Import Data

blogs <- readLines("~/DataScienceSpecialization/Capstone/data/en_US.blogs.txt", encoding = "UTF-8", skipNul = TRUE)
news <- readLines("~/DataScienceSpecialization/Capstone/data/en_us.news.txt", encoding = "UTF-8", skipNul = TRUE)
## Warning in readLines("~/DataScienceSpecialization/Capstone/
## data/en_us.news.txt", : incomplete final line found on '~/
## DataScienceSpecialization/Capstone/data/en_us.news.txt'
twitter <- readLines("~/DataScienceSpecialization/Capstone/data/en_US.twitter.txt", encoding = "UTF-8", skipNul = TRUE)

Preprocess Data

# Convert coding to ASCII
blogs <- iconv(blogs, "latin1", "ASCII", sub = "")
news <- iconv(news, "latin1", "ASCII", sub = "")
twitter <- iconv(twitter, "latin1", "ASCII", sub = "")

# Remove last line from news
news <- news[-77259]

Summary Statistics

fsize_blogs <- file.size("~/DataScienceSpecialization/Capstone/data/en_US.blogs.txt") / 1024^2
fsize_news <- file.size("~/DataScienceSpecialization/Capstone/data/en_us.news.txt") / 1024^2
fsize_twitter <- file.size("~/DataScienceSpecialization/Capstone/data/en_US.twitter.txt") / 1024^2

lines_blogs <- length(blogs)
lines_news <- length(news)
lines_twitter <- length(twitter)

knitr::kable(data.frame(
    DataSources = c("Blogs", "News", "Twitter"),
    FileSize_MB = format(c(fsize_blogs, fsize_news,     fsize_twitter), digits = 5),
    TotalLines = format(c(lines_blogs, lines_news, lines_twitter), big.mark = ",")))
DataSources FileSize_MB TotalLines
Blogs 200.42 899,288
News 196.28 77,258
Twitter 159.36 2,360,148

Sample Data

# sample 1% of the data
set.seed(54321)
sampleData <- c(sample(blogs, length(blogs) * 0.01),
                sample(news, length(news) * 0.01),
                sample(twitter, length(twitter) * 0.01))
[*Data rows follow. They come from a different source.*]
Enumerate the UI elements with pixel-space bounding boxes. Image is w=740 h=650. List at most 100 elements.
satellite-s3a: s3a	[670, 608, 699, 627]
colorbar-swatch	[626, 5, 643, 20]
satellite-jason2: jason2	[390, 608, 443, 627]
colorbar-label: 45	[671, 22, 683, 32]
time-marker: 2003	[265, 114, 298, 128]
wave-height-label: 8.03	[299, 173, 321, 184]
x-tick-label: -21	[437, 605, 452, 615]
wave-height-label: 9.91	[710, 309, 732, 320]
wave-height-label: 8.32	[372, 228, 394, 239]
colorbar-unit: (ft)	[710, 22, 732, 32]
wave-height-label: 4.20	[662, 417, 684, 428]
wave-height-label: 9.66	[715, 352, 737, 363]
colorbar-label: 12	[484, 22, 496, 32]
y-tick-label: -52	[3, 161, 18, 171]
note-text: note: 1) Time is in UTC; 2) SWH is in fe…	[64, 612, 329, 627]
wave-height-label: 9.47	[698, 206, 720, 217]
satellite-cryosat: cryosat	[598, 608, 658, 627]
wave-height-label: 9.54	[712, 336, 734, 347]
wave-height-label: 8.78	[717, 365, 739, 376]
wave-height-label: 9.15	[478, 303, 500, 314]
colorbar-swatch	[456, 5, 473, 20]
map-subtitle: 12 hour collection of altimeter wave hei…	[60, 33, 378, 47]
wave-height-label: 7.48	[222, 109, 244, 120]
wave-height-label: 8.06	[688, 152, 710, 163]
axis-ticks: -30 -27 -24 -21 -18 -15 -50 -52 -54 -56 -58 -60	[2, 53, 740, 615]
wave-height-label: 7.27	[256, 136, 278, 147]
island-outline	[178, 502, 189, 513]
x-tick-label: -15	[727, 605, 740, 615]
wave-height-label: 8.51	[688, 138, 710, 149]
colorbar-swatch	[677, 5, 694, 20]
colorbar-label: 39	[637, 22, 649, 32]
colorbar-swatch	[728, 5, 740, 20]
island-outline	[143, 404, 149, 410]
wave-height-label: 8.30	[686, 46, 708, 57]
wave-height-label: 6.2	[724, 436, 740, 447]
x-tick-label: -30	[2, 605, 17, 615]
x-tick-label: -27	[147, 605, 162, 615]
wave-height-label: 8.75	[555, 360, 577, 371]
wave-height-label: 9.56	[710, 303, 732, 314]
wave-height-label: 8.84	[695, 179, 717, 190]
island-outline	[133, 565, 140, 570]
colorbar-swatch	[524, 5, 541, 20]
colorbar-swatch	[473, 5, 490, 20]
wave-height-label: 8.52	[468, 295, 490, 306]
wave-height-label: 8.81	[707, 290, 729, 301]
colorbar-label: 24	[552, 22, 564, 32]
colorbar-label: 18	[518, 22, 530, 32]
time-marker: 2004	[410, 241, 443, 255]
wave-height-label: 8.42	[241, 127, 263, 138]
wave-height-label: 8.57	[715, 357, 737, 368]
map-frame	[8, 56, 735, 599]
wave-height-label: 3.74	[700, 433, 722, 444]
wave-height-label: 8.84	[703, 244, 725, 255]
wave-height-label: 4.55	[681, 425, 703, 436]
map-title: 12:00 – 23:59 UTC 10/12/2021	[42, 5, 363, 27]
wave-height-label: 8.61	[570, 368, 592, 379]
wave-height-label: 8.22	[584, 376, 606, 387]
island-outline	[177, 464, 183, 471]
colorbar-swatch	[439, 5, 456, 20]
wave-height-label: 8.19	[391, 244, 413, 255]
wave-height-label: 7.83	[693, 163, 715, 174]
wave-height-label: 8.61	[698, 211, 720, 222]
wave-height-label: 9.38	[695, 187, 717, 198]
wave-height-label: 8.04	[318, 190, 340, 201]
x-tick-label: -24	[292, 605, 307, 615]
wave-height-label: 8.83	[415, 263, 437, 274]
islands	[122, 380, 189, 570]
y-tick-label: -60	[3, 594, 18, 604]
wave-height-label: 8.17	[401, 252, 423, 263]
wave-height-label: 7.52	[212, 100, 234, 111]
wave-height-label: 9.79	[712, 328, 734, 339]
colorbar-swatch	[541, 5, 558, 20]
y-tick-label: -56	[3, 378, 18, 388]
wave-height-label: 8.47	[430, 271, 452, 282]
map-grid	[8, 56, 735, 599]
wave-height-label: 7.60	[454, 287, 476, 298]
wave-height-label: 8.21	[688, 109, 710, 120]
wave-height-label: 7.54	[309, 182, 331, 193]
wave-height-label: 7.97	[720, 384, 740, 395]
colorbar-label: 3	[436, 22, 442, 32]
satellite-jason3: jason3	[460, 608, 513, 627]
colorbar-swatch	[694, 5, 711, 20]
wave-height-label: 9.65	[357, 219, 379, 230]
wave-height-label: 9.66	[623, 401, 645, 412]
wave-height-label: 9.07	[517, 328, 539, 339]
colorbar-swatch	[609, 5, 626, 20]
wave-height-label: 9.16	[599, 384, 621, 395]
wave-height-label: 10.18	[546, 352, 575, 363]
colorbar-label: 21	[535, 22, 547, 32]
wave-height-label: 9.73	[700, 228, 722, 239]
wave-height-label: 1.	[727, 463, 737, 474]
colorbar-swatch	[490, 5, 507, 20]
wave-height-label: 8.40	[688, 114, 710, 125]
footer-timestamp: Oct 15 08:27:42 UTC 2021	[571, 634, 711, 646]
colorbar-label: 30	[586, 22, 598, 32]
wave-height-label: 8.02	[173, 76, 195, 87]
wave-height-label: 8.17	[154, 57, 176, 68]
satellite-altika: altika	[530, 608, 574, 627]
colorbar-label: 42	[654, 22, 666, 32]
Build and Clean Corpus Using tm Package

corpus <- VCorpus(VectorSource(sampleData))
corpus <- tm_map(corpus, tolower)
corpus <- tm_map(corpus, removePunctuation)
corpus <- tm_map(corpus, removeNumbers)
corpus <- tm_map(corpus, stripWhitespace)
corpus <- tm_map(corpus, PlainTextDocument)

WordCloud

Wordcloud of the most common words in the corpus.

wordcloud(corpus, max.words=100, random.order=FALSE, colors=brewer.pal(8,"Dark2"))

Tokenize and Construct Frequencies

uni_token <- function(x) NGramTokenizer(x, Weka_control(min = 1, max = 1))
bi_token <- function(x) NGramTokenizer(x, Weka_control(min = 2, max = 2))
tri_token <- function(x) NGramTokenizer(x, Weka_control(min = 3, max = 3))

getFreq <- function(tdm) {
    freq <- sort(rowSums(as.matrix(tdm)), decreasing = TRUE)
    return(data.frame(word = names(freq), freq = freq))
}

makePlot <- function(data, label) {
    ggplot(data[1:50,], aes(reorder(word, -freq), freq)) +
        labs(x = label, y = "Frequency") +
        theme(axis.text.x = element_text(angle = 60, size = 12, hjust = 1)) +
        geom_bar(stat = "identity", fill = I("grey50"))
}

Frequency Plots

freq1 <- getFreq(removeSparseTerms(TermDocumentMatrix(corpus, control = list(tokenize = uni_token)), 0.99))
makePlot(freq1, "50 Most Common Unigrams")

freq2 <- getFreq(removeSparseTerms(TermDocumentMatrix(corpus, control = list(tokenize = bi_token)), 0.999))
makePlot(freq2, "50 Most Common Bigrams")

freq3 <- getFreq(removeSparseTerms(TermDocumentMatrix(corpus, control = list(tokenize = tri_token)), 0.9999))
makePlot(freq3, "50 Most Common Trigrams")

Next Steps

Further work will be to fine tune the Katz Back Off prediction algorithm and deploy the shiny app.

Prediction Algorithm

The predictive algorithm will utilize n-grams and the Katz Back Off model to predict the next word in a sentence. The Back Off algorithim searches for the terms using the largest n-gram model first, then the second largest and so forth (ex. 4-gram > 3-gram > 2-gram > 1-gram).

Shiny App

A simple Shiny app will be created that includes a text box for input of the search string and an output pane containing the prediction of the next word in the search term.